Very Large Language Models in the Nordics (VLLMN)
In the summer of 2022, the shared LUMI supercomputer will (likely) open for trial usage of its vast gpu partition. NLPL partners in Finland (Turku and Helsinki) and Norway (Oslo) are coordinating their efforts towards the creation of very large-scale (neural) language models for multiple Nordic languages.

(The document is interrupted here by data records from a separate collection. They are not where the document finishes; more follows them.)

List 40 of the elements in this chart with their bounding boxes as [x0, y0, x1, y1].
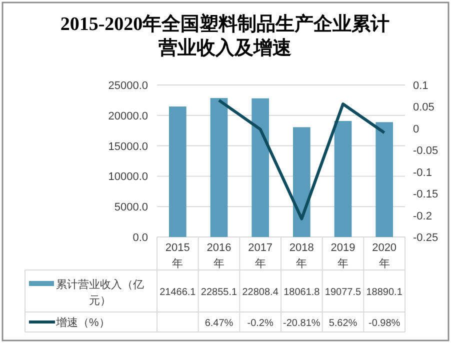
- data-label: 21466.1: [160, 287, 196, 298]
- x-tick-label: 2018年: [289, 242, 314, 270]
- data-label: 5.62%: [328, 318, 358, 329]
- y-tick-label: 10000.0: [108, 171, 148, 184]
- data-label: -20.81%: [283, 318, 320, 329]
- y2-tick-label: 0: [413, 123, 420, 136]
- y2-tick-label: 0.05: [413, 102, 434, 114]
- x-tick-label: 2016年: [206, 242, 232, 270]
- y2-tick-label: -0.25: [413, 232, 438, 244]
- x-tick-label: 2020年: [372, 242, 397, 270]
- legend-label: 累计营业收入（亿元）: [56, 278, 144, 307]
- data-label: 22855.1: [200, 287, 238, 298]
- data-label: 19077.5: [324, 287, 362, 298]
- x-tick-label: 2015年: [165, 242, 190, 270]
- bar: [168, 106, 186, 237]
- y2-tick-label: -0.1: [413, 166, 432, 179]
- y2-tick-label: 0.1: [413, 80, 428, 92]
- data-label: 18890.1: [366, 287, 403, 298]
- legend-label: 增速（%）: [55, 316, 110, 329]
- y2-tick-label: -0.05: [413, 145, 438, 158]
- data-label: 22808.4: [242, 287, 279, 298]
- bar: [334, 121, 352, 237]
- bar: [210, 98, 228, 237]
- title: 2015-2020年全国塑料制品生产企业累计营业收入及增速: [60, 14, 390, 59]
- bar: [292, 127, 310, 237]
- data-label: -0.2%: [247, 318, 274, 329]
- bar: [376, 122, 394, 237]
- x-tick-label: 2019年: [330, 242, 356, 270]
- data-label: -0.98%: [368, 318, 400, 329]
- bar: [252, 98, 270, 237]
- y2-tick-label: -0.2: [413, 210, 432, 222]
- y-tick-label: 15000.0: [108, 140, 148, 153]
- y-tick-label: 20000.0: [108, 110, 148, 122]
- y-tick-label: 0.0: [132, 232, 148, 244]
- data-label: 6.47%: [204, 318, 234, 329]
- y-tick-label: 5000.0: [114, 202, 148, 214]
- y-tick-label: 25000.0: [108, 80, 148, 92]
- data-label: 18061.8: [284, 287, 320, 298]
- y2-tick-label: -0.15: [413, 188, 438, 201]
- x-tick-label: 2017年: [248, 242, 273, 270]
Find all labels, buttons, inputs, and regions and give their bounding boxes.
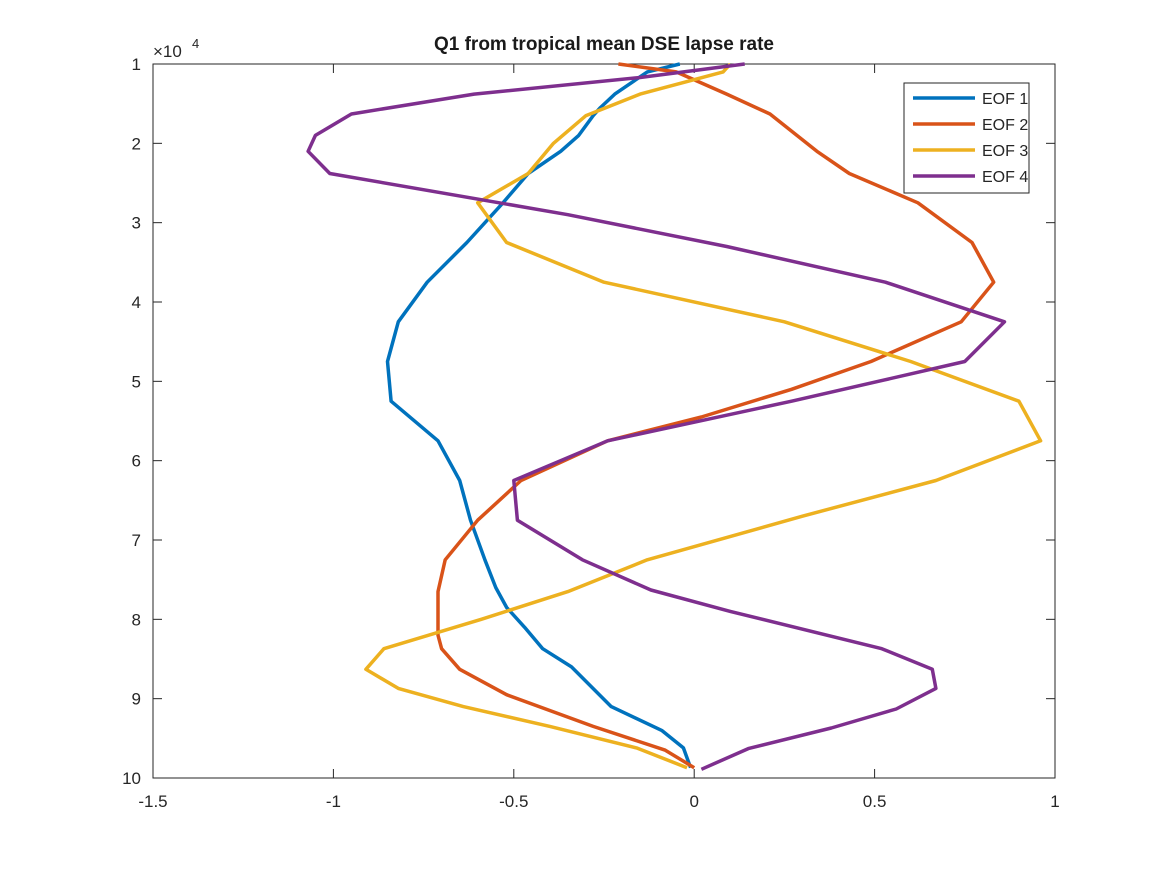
legend-label: EOF 2 <box>982 117 1028 134</box>
series-line-eof-3 <box>364 62 1043 770</box>
series-line-eof-1 <box>385 62 693 769</box>
x-tick-label: 0.5 <box>863 792 887 811</box>
x-axis: -1.5 -1 -0.5 0 0.5 1 <box>138 64 1060 811</box>
y-axis: 1 2 3 4 5 6 7 8 9 10 <box>122 55 1055 788</box>
chart-title: Q1 from tropical mean DSE lapse rate <box>434 34 774 55</box>
y-tick-label: 7 <box>132 531 141 550</box>
y-tick-label: 6 <box>132 452 141 471</box>
series-lines <box>306 62 1043 771</box>
x-tick-label: -1.5 <box>138 792 167 811</box>
x-tick-label: 1 <box>1050 792 1059 811</box>
y-tick-label: 4 <box>132 293 141 312</box>
y-tick-label: 1 <box>132 55 141 74</box>
series-line-eof-2 <box>436 62 996 770</box>
x-tick-label: 0 <box>689 792 698 811</box>
y-axis-exponent: ×10 4 <box>153 36 199 61</box>
y-tick-label: 5 <box>132 372 141 391</box>
x-tick-label: -0.5 <box>499 792 528 811</box>
legend-label: EOF 4 <box>982 169 1028 186</box>
y-axis-exponent-base: ×10 <box>153 42 182 61</box>
y-tick-label: 10 <box>122 769 141 788</box>
legend-label: EOF 1 <box>982 91 1028 108</box>
y-tick-label: 9 <box>132 690 141 709</box>
legend: EOF 1 EOF 2 EOF 3 EOF 4 <box>903 82 1030 194</box>
series-line-eof-4 <box>306 62 1007 771</box>
y-tick-label: 2 <box>132 134 141 153</box>
y-tick-label: 8 <box>132 610 141 629</box>
legend-label: EOF 3 <box>982 143 1028 160</box>
y-tick-label: 3 <box>132 214 141 233</box>
y-axis-exponent-power: 4 <box>192 36 199 51</box>
x-tick-label: -1 <box>326 792 341 811</box>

This work is part of the Nordic Language Modeling (NorLM) initiative.
- Ablations with BERT
- BERT (separate Bokmål and Nynorsk models)
- Large language models with linguistically motivated inductive biases (linked to the dScience PhD position); one example is Google's ETC.
See the links above for particular model's requirements.
In general, we rely on Python (>=3.8) and its SciPy stack.
We definitely will require fully functional GPU-enabled installations of PyTorch (1.11) and TensorFlow (preferably, both 1.15.5 and 2.8.2).
- Collaboration with the National Library (Colossal Norwegian Corpus): we now have the public part of it (/cluster/projects/nn9851k/corpora/NCC on Saga)
- Extracting the Norwegian part from the C4 dataset: /cluster/projects/nn9851k/corpora/c4 on Saga
- Additional news collections from MediaFutures SFI (Lilja?)